Jake McGee is not a fan of Coors Field. Camilo Doval can now tell some horror stories, too.
The former Rockies closer, who flamed out after signing with Colorado before resurrecting his career elsewhere, watched Colorado score three in the last inning Tuesday before Doval allowed a walkoff homer in a stomach-turning, 8-6, seven-inning loss at Coors Field, about as disappointing a split of a doubleheader as possible.
The Giants could not get the final out. The final five Rockies batters reached base, Charlie Blackmon’s three-run home run turning the winning Giants into losers. A batter prior, young Doval induced a bloop from C.J. Cron, but it was perfectly placed in shallow right to keep the game going.
The Giants (18-12) still hold the National League’s best record but whiffed on a chance to gain some separation. They’re a game up on the Padres and 1.5 away from the Dodgers.
The Giants will remember the bloop and the blast but also the nine they left on base. They could not come up with a big hit until Steven Duggar’s fifth-inning single, and it turned out to not be enough.
Against a shaky Colorado bullpen in the fifth inning, the Giants loaded the bases with one out, and Duggar worked the count to a favorable 2-1. Mychal Givens threw a middle-of-the-plate 94-mph fastball that Duggar volleyed the other way, scoring Wilmer Flores and Evan Longoria.
Duggar had an RBI double in Game One of the doubleheader, and these were his first three runs batted in of the season. He had three RBIs in 21 games and 36 plate appearances last year. (And what the Giants might have liked more than his RBI single was his seventh-inning bunt hit.)

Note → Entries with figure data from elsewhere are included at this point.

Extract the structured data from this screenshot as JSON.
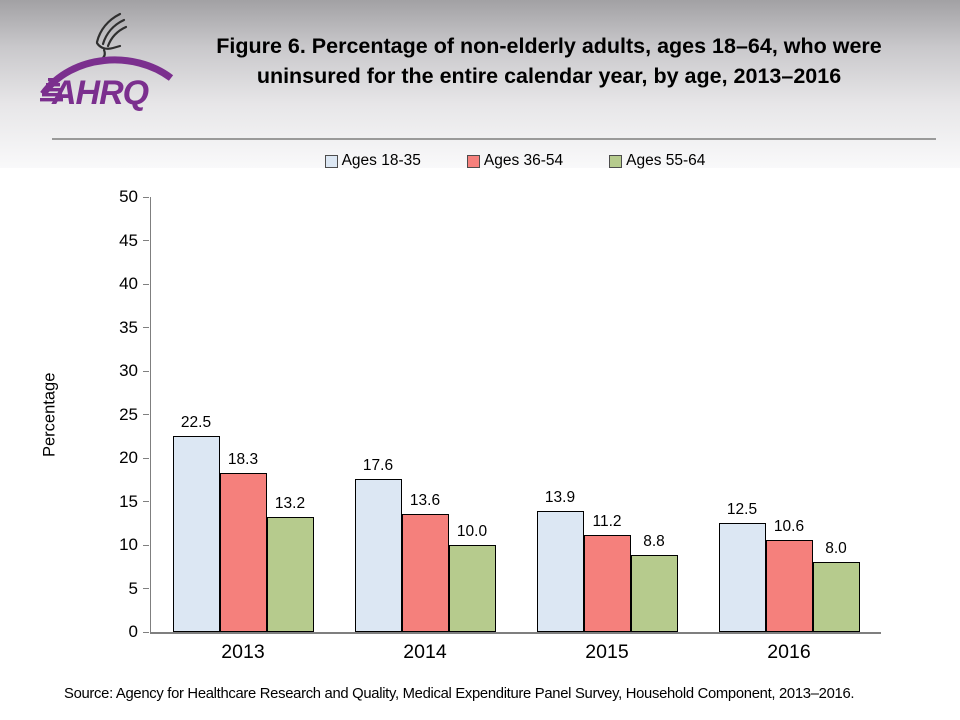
{
  "header": {
    "title_line1": "Figure 6. Percentage of non-elderly adults, ages 18–64, who were",
    "title_line2": "uninsured for the entire calendar year, by age, 2013–2016"
  },
  "logo": {
    "text": "AHRQ",
    "brand_color": "#7b2f8e"
  },
  "chart_data": {
    "type": "bar",
    "title": "Figure 6. Percentage of non-elderly adults, ages 18–64, who were uninsured for the entire calendar year, by age, 2013–2016",
    "categories": [
      "2013",
      "2014",
      "2015",
      "2016"
    ],
    "series": [
      {
        "name": "Ages 18-35",
        "color": "#dce7f3",
        "values": [
          22.5,
          17.6,
          13.9,
          12.5
        ]
      },
      {
        "name": "Ages 36-54",
        "color": "#f5807c",
        "values": [
          18.3,
          13.6,
          11.2,
          10.6
        ]
      },
      {
        "name": "Ages 55-64",
        "color": "#b6cb8d",
        "values": [
          13.2,
          10.0,
          8.8,
          8.0
        ]
      }
    ],
    "xlabel": "",
    "ylabel": "Percentage",
    "ylim": [
      0,
      50
    ],
    "yticks": [
      0,
      5,
      10,
      15,
      20,
      25,
      30,
      35,
      40,
      45,
      50
    ],
    "grid": false,
    "data_labels": true,
    "legend_position": "top"
  },
  "source": "Source: Agency for Healthcare Research and Quality, Medical Expenditure Panel Survey, Household Component, 2013–2016."
}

Flores provided some insurance by hooking his second homer of the year down the left-field line, a two-run shot in the sixth that gave him four RBIs on the day.
Duggar comes up clutch pic.twitter.com/HmZm1BBRwK
— SF Giants on NBCS (@NBCSGiants) May 5, 2021
As it turned out, a rainy Coors Field threw cold water on their surge. They wasted several opportunities and were twice thrown out on the bases through four innings, and a C.J. Cron two-run blast in the fourth tied the game at 2.
Both of Tuesday’s games started off the same way: with first-inning shots from Brandon Belt. In the second tilt, he lined one rather than skied one, just clearing the right-field wall to put the Giants up 2-0. Belt had struck out in eight straight games before Game One of the doubleheader and was batting .200 with 14 strikeouts in the span. On Tuesday, he went 4-for-7 with two dingers and seven RBIs.
The offense nearly made a more-human Alex Wood record a victory. He matched his season high by allowing two runs — on the Cron homer that came from a hanging slider — and was not especially sharp over five innings, in which he allowed four hits and walked two. Still, without his best stuff he limited an offense at Coors Field.
In between games, Gabe Kapler acknowledged they were just trying to get to Thursday’s off day healthy enough; Tommy La Stella, Donovan Solano and Mike Yastrzemski are on the IL; Brandon Crawford had missed consecutive games with a calf contusion before starting in the first tilt and taking over in the later innings in the second. And his second-game fill-in had a second-inning scare.
Dubon got drilled in the hand by an 86-mph Ryan Castellani changeup and continually shook that hand, in clear pain while Giants trainers looked at him and put him through grip tests. Apparently he was OK to stay in, though he was thrown out at second on a steal attempt on which he slid feet first, perhaps shielding his hand. He later shifted to center field when Crawford entered for shortstop defense.